Taxpayers Get the Shaft With New York’s Crazy Expensive Subway Elevators

COMMENTARY Taxes

Taxpayers Get the Shaft With New York’s Crazy Expensive Subway Elevators

Oct 16, 2019 4 min read
COMMENTARY BY
David Ditch

Senior Policy Analyst, Hermann Center for the Federal Budget

David is a Senior Policy Analyst in the Grover M. Hermann Center for the Federal Budget at The Heritage Foundation.
Americans should keep hard-earned money in their own pockets rather than have it thrown down New York elevator shafts. William Manning/Getty Images

Key Takeaways

The Metropolitan Transit Agency announced it will cost $5.5 billion to build elevators for just 70 train stations, or roughly $81 million apiece.

The Federal Transit Administration parcels out trust fund money to state and local governments for transit activity.

As Congress considers a new surface transportation bill, they should think seriously about how little sense it makes to spend even more on transit programs.

Things are expensive in New York City. In many neighborhoods, even a modest apartment may rent for several thousand dollars per month. The price of food, gas, and many other staples are also well above the national average.

Yet even hardened New Yorkers suffered sticker shock when the Metropolitan Transit Agency announced it will cost $5.5 billion to build elevators for just 70 train stations, or roughly $81 million apiece. These lifts are not gold-plated or furnished with Italian leather interiors. They’re just elevators, and folks who will never ride them are expected to help with the bill.

Comparable major cities around the world manage to spend considerably less on such projects. London and Paris budget around $22 million for each of their new transit elevators. Berlin builds them for under $10 million per station, which is a fraction of what New York plans to shell out.

Such reckless, irresponsible spending has become par for the course in New York City. Several subway construction projects in recent years have had costs swell to billions of dollars per mile, and the agency is planning more of them.

MTA’s fiscal mismanagement has multiple causes. Its multi-jurisdictional governing structure makes decision-making harder and public accountability next to impossible. Environmental and community project reviews can drag on for years.
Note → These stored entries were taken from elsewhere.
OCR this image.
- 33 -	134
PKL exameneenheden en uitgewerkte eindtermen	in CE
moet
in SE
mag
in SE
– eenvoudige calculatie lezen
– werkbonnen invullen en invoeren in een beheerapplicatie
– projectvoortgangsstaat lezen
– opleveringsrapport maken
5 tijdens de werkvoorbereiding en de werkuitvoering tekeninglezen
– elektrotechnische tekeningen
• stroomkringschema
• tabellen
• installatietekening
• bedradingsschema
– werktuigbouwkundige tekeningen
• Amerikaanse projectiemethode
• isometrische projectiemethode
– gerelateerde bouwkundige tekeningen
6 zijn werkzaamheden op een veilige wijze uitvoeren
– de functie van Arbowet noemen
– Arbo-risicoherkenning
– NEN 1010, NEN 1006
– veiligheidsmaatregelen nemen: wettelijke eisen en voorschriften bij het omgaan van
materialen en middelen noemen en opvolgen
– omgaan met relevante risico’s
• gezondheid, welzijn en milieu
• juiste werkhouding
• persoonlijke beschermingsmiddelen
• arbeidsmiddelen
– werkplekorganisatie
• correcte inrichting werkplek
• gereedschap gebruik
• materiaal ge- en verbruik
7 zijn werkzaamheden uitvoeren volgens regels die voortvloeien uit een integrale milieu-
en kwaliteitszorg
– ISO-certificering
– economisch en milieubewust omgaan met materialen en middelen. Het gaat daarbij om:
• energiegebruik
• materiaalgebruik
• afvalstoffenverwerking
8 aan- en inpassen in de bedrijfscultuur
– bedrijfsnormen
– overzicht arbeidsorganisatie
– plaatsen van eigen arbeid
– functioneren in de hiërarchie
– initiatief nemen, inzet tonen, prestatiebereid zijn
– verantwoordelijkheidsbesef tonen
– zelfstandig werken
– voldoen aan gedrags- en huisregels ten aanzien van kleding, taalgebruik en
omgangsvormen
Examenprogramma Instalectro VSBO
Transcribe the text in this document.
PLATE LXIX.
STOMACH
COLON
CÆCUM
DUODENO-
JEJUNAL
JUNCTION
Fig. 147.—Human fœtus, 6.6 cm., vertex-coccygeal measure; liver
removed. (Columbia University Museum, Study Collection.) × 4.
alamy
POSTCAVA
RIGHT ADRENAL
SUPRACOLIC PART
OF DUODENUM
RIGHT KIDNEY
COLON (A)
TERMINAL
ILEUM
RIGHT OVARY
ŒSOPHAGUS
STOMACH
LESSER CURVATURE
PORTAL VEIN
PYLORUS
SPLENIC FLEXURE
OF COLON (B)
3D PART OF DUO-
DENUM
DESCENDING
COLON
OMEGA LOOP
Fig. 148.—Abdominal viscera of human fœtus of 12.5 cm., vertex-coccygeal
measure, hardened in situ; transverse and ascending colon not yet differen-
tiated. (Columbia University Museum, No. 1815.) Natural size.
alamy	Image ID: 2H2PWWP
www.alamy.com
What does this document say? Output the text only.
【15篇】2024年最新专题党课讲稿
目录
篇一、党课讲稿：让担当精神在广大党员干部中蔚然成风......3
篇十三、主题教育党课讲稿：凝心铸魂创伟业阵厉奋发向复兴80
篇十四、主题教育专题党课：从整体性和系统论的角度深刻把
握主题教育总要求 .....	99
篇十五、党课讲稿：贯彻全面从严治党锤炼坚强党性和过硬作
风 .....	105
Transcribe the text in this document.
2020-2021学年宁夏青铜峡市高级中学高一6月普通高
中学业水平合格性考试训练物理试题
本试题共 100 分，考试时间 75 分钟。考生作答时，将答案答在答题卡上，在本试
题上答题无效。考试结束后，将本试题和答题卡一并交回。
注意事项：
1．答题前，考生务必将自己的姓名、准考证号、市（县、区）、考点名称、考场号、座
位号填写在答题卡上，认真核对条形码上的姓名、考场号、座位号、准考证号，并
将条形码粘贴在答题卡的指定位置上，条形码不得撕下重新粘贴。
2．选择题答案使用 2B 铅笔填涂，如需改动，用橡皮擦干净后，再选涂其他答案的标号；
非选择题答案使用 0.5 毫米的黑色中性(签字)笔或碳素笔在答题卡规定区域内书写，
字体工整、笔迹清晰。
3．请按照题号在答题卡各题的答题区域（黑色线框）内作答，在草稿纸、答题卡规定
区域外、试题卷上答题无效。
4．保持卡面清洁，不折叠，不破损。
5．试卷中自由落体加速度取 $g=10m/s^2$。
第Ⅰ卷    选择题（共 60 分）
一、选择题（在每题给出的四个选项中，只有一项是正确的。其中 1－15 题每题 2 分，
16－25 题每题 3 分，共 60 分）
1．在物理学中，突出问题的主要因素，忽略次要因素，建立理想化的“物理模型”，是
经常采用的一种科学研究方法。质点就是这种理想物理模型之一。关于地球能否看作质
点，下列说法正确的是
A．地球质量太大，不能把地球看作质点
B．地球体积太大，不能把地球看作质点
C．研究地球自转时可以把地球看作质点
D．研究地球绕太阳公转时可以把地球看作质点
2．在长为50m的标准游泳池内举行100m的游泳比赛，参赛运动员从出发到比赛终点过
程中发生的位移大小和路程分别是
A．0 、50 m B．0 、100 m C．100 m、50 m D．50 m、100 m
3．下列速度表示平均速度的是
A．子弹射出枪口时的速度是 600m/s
The cost of unionized construction labor, which includes high salaries and cushy work rules, needlessly inflates budgets and feeds a political constituency pushing for further inflation.

If someone is willing to pay thousands of dollars per month on an apartment for easy access to Broadway shows or Wall Street jobs, fine. It’s their money, and they must feel they’re getting their money’s worth. Yet in the case of the MTA’s luxury-price elevators, hundreds of millions of taxpayers across the country will get stuck paying part of the bill and never set foot in them.

This is due to the illogical and irresponsible way in which the federal government approaches surface transportation. Rather than dedicate revenues from the nationwide gas tax to pay for interstate highways, lawmakers have tapped the Highway Trust Fund to bankroll several pet projects. This list includes bike paths, ferryboat stations, and most importantly, urban transit, even though those transportation modes don’t pay into the trust fund.

The Federal Transit Administration parcels out trust fund money to state and local governments for transit activity. Naturally, the New York City metro area receives the largest amount: $949 million for the most recent fiscal year.

These non-highway expenditures are the driving force behind the Highway Trust Fund’s mounting deficits. Congress has repeatedly bailed out the fund by borrowing, and thereby adding to the national debt, rather than taking the responsible path of cutting spending.

As if this federal subsidy for purely local transit were not enough, Washington also runs the Capital Investment Grant program, which spends billions of dollars per year nationwide. The MTA is counting on this program to help keep its outrageously expensive construction projects afloat.

New York is hardly the only place where Americans have seen money wasted on transit. California’s high-speed rail debacle stands out due to the sheer magnitude of its failure, and for the Trump administration’s rare attempt to claw back some of the funds.

In all of these cases, the presence of federal dollars makes wasteful spending much more likely. After all, state and local governments see it as “free money,” and it is basic human nature to spend other people’s money less carefully than one’s own.

As Congress considers a new surface transportation bill, they should think seriously about how little sense it makes to spend even more on transit programs. Groups such as the MTA have proven that they cannot be trusted with local funds, let alone funds sent from different time zones.

Rather than continuing to cut checks for wasteful programs, Washington would do better to reduce its role, spend less, and ignore calls for tax hikes that would hurt working families for the benefit of irresponsible agencies.

Americans should keep hard-earned money in their own pockets rather than have it thrown down New York elevator shafts.